Separating Readiness from Outcome in Research Software Reproducibility Assessment
ReproScore is a two-tier scoring framework for assessing the reproducibility of research software repositories. It separates reproducibility readiness (what a repository contains) from reproducibility outcome (whether the software actually runs), making the distinction explicit and measurable.
Author: Sheeba Samuel · sheeba.samuel@informatik.tu-chemnitz.de · Chemnitz University of Technology
| Score | What it measures | When available |
|---|---|---|
| RRS | Static readiness — 26 sub-metrics across 5 categories | Always (no execution needed) |
| ROS | Execution outcome — up to 6 sandboxed probes | When execution infrastructure is available |
| RCS | Coverage-adaptive composite of RRS + ROS | When any ROS component is available |
The core insight is that a repository can score well on static readiness yet fail to execute (e.g. pinned dependencies with a version conflict), and conversely execute successfully despite minimal static signals. ReproScore makes this readiness–outcome gap visible rather than conflating the two quantities.
reproscore/
├── ablation_analysis.py ← Reproduce all evaluation statistics from scores.csv
├── config/
│ └── default_rubric.yaml ← Category weights (w_i), gate parameters (τ, k), penalties
├── src/
│ ├── scoring/
│ │ ├── rrs.py ← 26 sub-metric detectors, gate function, category aggregation
│ │ ├── ros.py ← Execution outcome scoring (6 components)

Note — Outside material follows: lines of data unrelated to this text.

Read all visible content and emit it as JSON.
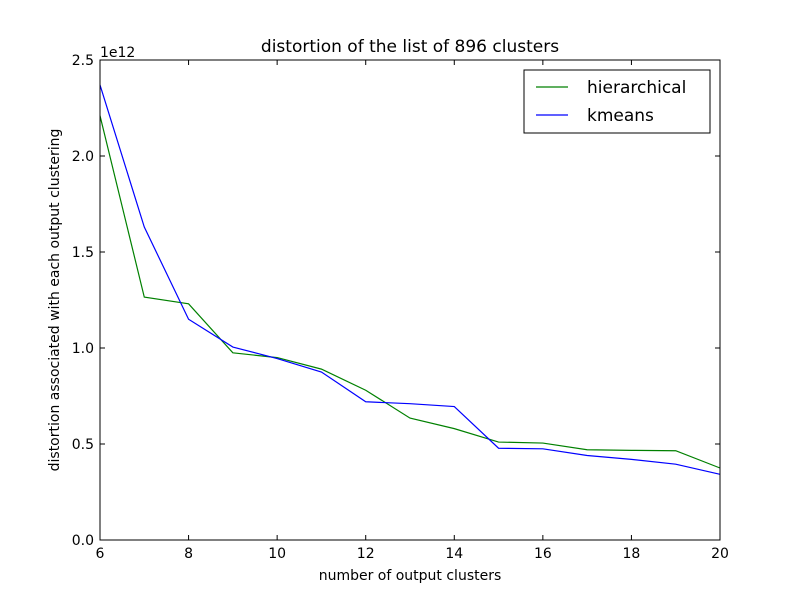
{
  "chart_data": {
    "type": "line",
    "title": "distortion of the list of 896 clusters",
    "xlabel": "number of output clusters",
    "ylabel": "distortion associated with each output clustering",
    "offset_text": "1e12",
    "x": [
      6,
      7,
      8,
      9,
      10,
      11,
      12,
      13,
      14,
      15,
      16,
      17,
      18,
      19,
      20
    ],
    "xlim": [
      6,
      20
    ],
    "ylim": [
      0,
      2.5
    ],
    "xticks": [
      6,
      8,
      10,
      12,
      14,
      16,
      18,
      20
    ],
    "yticks": [
      0.0,
      0.5,
      1.0,
      1.5,
      2.0,
      2.5
    ],
    "xtick_labels": [
      "6",
      "8",
      "10",
      "12",
      "14",
      "16",
      "18",
      "20"
    ],
    "ytick_labels": [
      "0.0",
      "0.5",
      "1.0",
      "1.5",
      "2.0",
      "2.5"
    ],
    "grid": false,
    "legend_position": "top-right",
    "series": [
      {
        "name": "hierarchical",
        "color": "#008000",
        "values": [
          2.21,
          1.265,
          1.23,
          0.975,
          0.95,
          0.89,
          0.78,
          0.635,
          0.58,
          0.51,
          0.505,
          0.47,
          0.467,
          0.465,
          0.375
        ]
      },
      {
        "name": "kmeans",
        "color": "#0000ff",
        "values": [
          2.37,
          1.63,
          1.15,
          1.005,
          0.945,
          0.875,
          0.72,
          0.71,
          0.695,
          0.478,
          0.475,
          0.44,
          0.42,
          0.395,
          0.342
        ]
      }
    ]
  }
}
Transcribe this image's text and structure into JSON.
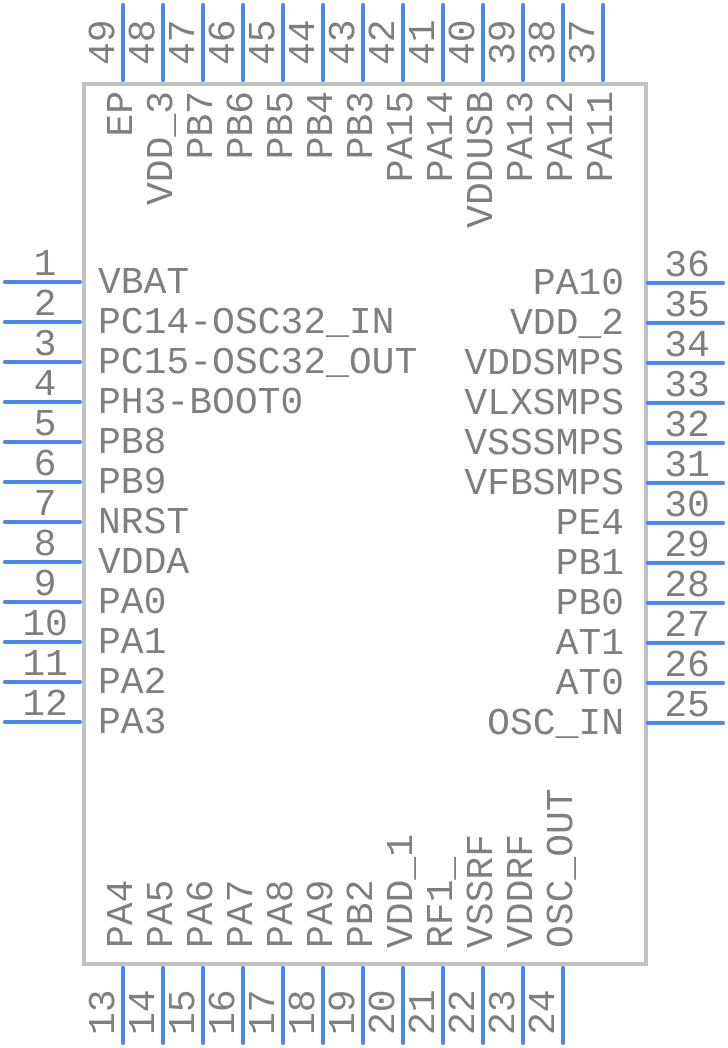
{
  "diagram": {
    "type": "ic-package-pinout",
    "pin_count_total": 49
  },
  "colors": {
    "pin_line": "#4688f4",
    "chip_border": "#c1c1c1",
    "label_text": "#7f7f7f",
    "background": "#ffffff"
  },
  "pins": {
    "top": [
      {
        "num": "49",
        "name": "EP"
      },
      {
        "num": "48",
        "name": "VDD_3"
      },
      {
        "num": "47",
        "name": "PB7"
      },
      {
        "num": "46",
        "name": "PB6"
      },
      {
        "num": "45",
        "name": "PB5"
      },
      {
        "num": "44",
        "name": "PB4"
      },
      {
        "num": "43",
        "name": "PB3"
      },
      {
        "num": "42",
        "name": "PA15"
      },
      {
        "num": "41",
        "name": "PA14"
      },
      {
        "num": "40",
        "name": "VDDUSB"
      },
      {
        "num": "39",
        "name": "PA13"
      },
      {
        "num": "38",
        "name": "PA12"
      },
      {
        "num": "37",
        "name": "PA11"
      }
    ],
    "left": [
      {
        "num": "1",
        "name": "VBAT"
      },
      {
        "num": "2",
        "name": "PC14-OSC32_IN"
      },
      {
        "num": "3",
        "name": "PC15-OSC32_OUT"
      },
      {
        "num": "4",
        "name": "PH3-BOOT0"
      },
      {
        "num": "5",
        "name": "PB8"
      },
      {
        "num": "6",
        "name": "PB9"
      },
      {
        "num": "7",
        "name": "NRST"
      },
      {
        "num": "8",
        "name": "VDDA"
      },
      {
        "num": "9",
        "name": "PA0"
      },
      {
        "num": "10",
        "name": "PA1"
      },
      {
        "num": "11",
        "name": "PA2"
      },
      {
        "num": "12",
        "name": "PA3"
      }
    ],
    "right": [
      {
        "num": "36",
        "name": "PA10"
      },
      {
        "num": "35",
        "name": "VDD_2"
      },
      {
        "num": "34",
        "name": "VDDSMPS"
      },
      {
        "num": "33",
        "name": "VLXSMPS"
      },
      {
        "num": "32",
        "name": "VSSSMPS"
      },
      {
        "num": "31",
        "name": "VFBSMPS"
      },
      {
        "num": "30",
        "name": "PE4"
      },
      {
        "num": "29",
        "name": "PB1"
      },
      {
        "num": "28",
        "name": "PB0"
      },
      {
        "num": "27",
        "name": "AT1"
      },
      {
        "num": "26",
        "name": "AT0"
      },
      {
        "num": "25",
        "name": "OSC_IN"
      }
    ],
    "bottom": [
      {
        "num": "13",
        "name": "PA4"
      },
      {
        "num": "14",
        "name": "PA5"
      },
      {
        "num": "15",
        "name": "PA6"
      },
      {
        "num": "16",
        "name": "PA7"
      },
      {
        "num": "17",
        "name": "PA8"
      },
      {
        "num": "18",
        "name": "PA9"
      },
      {
        "num": "19",
        "name": "PB2"
      },
      {
        "num": "20",
        "name": "VDD_1"
      },
      {
        "num": "21",
        "name": "RF1_"
      },
      {
        "num": "22",
        "name": "VSSRF"
      },
      {
        "num": "23",
        "name": "VDDRF"
      },
      {
        "num": "24",
        "name": "OSC_OUT"
      }
    ]
  }
}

│ │ ├── rcs.py ← Composite score with coverage weight α
│ │ └── rubric.py ← YAML rubric loader and validator
│ └── utils/
│ └── notebook_paths.py ← Notebook discovery and exclusion filters
├── tests/
│ └── test_scoring.py ← Unit tests for RRS (no execution required)
└── data/
└── ablation/
└── 20260511_101920/ ← Evaluation run (423 repositories)
├── scores.csv ← Per-repository RRS scores + 26 sub-metrics + ground truth
├── analysis_results.json
├── analysis.log
├── provenance.json
├── logs/ ← Clone and score logs
└── repos/ ← Per-repository score provenance (JSON, one file per repo)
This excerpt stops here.